The other authors are not helpful. Diodorus, we have seen, is generic.
Pausanias is not clear, and indeed even move the focus from the south (the "boss below") to the north (the "head on"). For him, in fact, foundations were two urban under Tespiadi: Olbia Ogrille and built by the Athenians to the expedition in honor of one of them, called Ogrillo.
Solino, author of the third century AD, it remains the foundation of Olbia by Iolaus, but adds that the hero he founded "other Greek cities." But what?
In conclusion we sense that the true urban myth of Sardinia, more or less systematic, can be traced back to Iolaus and Tespiadi: they founded Olbia and "other cities", but it is not impossible to know for sure which ones.

Among the buildings, in addition to "tholoi" and the courts, the authors reminded the gymnasiums, gyms typically Greek. We remember them with others Diodorus buildings, but other authors give us some more information. A comment
ode of Pindar shows an earlier comment made by admin. Yes, that's the writer who inspired the "Didymus Cleric 'to Foscolo. Didymus would say that at Thebes, in the gymnasium of Iolaus, the Heraclidae races held in memory of Amphitryon, the putative father of Heracles. Iolaus himself did on those occasions in honor of the funeral of a distant person but "in reality the memory of Iolaus had turned to Sardinia.
What does this passage cited by a commentator to comment?

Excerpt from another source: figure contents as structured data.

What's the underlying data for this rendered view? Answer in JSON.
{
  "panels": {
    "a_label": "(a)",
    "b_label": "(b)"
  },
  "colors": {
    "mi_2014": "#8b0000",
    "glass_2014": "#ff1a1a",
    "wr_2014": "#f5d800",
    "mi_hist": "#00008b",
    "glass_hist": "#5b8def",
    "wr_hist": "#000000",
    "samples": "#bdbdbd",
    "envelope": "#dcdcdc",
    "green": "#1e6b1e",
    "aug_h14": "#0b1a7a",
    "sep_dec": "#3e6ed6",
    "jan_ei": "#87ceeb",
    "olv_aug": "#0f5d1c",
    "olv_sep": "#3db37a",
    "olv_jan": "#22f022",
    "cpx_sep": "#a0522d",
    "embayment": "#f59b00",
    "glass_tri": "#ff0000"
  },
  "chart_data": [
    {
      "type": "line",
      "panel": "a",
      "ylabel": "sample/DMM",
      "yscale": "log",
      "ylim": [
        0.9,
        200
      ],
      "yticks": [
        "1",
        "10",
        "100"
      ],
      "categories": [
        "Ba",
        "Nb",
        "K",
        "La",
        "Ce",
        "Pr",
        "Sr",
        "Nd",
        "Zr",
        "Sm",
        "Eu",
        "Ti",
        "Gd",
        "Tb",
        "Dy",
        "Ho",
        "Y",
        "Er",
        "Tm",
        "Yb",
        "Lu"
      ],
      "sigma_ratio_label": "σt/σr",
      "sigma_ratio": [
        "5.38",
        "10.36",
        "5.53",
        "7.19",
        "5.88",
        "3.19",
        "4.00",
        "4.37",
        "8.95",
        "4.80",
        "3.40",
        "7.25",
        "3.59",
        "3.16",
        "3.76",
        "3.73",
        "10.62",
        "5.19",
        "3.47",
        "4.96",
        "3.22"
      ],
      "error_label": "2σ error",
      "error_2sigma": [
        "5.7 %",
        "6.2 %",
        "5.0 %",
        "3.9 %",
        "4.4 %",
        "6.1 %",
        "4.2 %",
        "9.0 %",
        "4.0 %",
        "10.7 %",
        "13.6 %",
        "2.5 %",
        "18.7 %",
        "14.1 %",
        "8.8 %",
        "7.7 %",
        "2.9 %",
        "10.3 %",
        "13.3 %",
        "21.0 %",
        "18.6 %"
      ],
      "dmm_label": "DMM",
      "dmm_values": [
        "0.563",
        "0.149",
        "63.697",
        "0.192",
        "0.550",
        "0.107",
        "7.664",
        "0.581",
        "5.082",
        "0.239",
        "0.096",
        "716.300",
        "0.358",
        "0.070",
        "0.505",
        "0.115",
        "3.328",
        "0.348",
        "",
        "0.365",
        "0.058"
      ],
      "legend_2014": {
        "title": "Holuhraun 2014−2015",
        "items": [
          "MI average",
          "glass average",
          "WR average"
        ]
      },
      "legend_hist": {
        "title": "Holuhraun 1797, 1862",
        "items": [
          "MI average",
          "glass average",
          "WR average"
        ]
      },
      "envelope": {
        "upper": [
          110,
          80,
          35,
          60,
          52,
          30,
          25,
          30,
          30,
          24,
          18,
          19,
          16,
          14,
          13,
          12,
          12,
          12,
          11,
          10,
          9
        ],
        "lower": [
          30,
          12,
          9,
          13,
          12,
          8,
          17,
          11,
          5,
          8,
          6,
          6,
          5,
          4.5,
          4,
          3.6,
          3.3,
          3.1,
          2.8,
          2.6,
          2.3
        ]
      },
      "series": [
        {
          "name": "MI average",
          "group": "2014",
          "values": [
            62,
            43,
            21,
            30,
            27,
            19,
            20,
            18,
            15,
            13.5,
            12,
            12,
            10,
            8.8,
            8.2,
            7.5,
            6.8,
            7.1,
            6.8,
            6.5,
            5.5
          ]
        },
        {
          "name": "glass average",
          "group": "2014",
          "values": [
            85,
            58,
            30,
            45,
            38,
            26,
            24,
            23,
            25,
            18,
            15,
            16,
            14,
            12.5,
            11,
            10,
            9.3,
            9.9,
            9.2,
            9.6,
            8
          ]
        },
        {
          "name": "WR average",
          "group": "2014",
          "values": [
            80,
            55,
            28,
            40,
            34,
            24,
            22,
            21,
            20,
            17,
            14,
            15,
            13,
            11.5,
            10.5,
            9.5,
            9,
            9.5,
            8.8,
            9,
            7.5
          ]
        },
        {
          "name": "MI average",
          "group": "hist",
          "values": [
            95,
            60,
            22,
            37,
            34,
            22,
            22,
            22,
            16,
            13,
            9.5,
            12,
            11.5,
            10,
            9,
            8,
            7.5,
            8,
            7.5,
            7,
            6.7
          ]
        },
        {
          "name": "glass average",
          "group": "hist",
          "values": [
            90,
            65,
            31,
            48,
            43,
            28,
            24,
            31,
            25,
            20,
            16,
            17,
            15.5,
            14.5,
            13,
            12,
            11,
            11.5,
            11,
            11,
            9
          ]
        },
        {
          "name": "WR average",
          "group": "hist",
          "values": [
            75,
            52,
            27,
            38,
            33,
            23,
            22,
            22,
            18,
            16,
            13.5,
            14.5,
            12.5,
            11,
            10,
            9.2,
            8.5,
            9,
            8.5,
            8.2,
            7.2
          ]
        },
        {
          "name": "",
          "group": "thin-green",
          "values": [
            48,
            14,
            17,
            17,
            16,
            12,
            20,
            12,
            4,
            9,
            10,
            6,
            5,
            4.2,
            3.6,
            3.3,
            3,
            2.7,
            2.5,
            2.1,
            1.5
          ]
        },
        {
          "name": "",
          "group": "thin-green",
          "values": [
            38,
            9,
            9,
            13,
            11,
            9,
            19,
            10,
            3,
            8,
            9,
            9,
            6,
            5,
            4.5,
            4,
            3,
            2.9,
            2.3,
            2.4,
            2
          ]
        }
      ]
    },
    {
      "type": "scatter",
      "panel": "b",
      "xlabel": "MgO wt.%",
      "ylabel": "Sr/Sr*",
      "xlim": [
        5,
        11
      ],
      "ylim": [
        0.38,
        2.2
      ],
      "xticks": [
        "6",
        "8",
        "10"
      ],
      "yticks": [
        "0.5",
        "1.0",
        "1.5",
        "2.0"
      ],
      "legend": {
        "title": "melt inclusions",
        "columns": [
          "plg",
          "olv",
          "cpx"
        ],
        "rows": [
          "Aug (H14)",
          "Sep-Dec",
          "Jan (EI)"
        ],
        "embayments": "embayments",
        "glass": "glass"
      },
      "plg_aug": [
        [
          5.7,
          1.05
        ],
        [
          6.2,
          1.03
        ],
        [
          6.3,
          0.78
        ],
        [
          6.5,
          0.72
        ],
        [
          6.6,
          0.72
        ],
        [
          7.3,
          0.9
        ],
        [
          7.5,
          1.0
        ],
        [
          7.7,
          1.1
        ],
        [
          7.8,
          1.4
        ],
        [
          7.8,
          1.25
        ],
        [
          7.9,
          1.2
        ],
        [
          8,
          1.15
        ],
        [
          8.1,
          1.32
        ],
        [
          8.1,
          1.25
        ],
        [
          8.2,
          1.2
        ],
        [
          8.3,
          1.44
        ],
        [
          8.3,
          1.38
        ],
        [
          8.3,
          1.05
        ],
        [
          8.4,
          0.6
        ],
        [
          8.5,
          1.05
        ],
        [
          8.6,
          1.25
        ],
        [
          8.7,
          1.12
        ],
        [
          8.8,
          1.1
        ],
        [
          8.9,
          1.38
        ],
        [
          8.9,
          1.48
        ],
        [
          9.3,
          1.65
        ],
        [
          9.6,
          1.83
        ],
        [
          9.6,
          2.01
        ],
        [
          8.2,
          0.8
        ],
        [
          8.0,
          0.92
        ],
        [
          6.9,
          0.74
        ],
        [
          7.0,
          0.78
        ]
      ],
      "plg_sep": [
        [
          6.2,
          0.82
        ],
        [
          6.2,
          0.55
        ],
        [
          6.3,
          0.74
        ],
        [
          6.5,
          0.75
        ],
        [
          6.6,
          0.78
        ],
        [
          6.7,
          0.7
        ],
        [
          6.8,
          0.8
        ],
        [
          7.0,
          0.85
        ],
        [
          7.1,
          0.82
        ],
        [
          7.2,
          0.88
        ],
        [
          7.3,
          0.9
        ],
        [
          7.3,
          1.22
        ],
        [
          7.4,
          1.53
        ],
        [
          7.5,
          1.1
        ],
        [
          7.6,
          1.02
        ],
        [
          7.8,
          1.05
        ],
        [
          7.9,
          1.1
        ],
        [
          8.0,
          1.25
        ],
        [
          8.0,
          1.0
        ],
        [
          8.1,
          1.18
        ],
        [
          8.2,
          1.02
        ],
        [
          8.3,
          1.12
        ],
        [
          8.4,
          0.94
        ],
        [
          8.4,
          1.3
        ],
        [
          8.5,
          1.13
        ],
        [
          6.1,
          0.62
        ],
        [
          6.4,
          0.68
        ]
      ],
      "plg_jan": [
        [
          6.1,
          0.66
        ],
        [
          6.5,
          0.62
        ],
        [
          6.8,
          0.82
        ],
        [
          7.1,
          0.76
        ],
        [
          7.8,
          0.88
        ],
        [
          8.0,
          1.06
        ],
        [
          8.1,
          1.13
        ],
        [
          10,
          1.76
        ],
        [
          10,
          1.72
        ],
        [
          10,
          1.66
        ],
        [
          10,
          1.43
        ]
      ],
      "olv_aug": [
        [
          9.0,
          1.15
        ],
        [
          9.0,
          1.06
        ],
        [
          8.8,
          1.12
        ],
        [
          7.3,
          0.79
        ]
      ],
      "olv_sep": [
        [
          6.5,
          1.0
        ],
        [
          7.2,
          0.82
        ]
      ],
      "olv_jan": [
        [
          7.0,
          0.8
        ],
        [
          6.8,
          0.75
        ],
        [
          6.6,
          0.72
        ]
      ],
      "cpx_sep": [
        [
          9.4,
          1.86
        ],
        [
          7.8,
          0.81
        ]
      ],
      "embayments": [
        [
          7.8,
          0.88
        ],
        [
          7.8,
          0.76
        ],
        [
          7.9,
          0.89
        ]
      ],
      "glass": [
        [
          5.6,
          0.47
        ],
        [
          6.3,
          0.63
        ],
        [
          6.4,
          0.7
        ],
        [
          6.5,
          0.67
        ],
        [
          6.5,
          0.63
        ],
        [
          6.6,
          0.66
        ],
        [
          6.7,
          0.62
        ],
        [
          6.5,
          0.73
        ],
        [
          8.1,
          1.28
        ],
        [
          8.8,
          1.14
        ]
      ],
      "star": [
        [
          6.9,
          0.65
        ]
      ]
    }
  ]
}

seems to intuit, along with other information we have, that the cult of heroic Iolaus was linked to sports. And this is not strange: the funeral games in honor of a famous person were the norm in the heroic world. But we can go to say that the races were a characteristic of Iola, and for this reason the authors emphasize the presence in Sardinia of high schools created by the son of Iphicles? After all, we must not forget that in the first edition of the Olympics and then in the games in honor of Pelias, Iolaus was the winner of the most prestigious race, the race with the cart.

Our world traveler Pausanias, speaking of Thebes, referred to as the city stands a gymnasium and a stadium, before the doors Pretidi. There, according to the Thebans, was the heroon of Iolaus. In short, the tomb of heroic Iolaus was once again tied to sporting events. Yet the same
Thebans, according to Pausanias, acknowledged that the real tomb of Iolaus, the Tespiadi and the Athenians went with them, were in Sardinia.
At this point it will be necessary to tell what happened to our characters after the great period of colonization.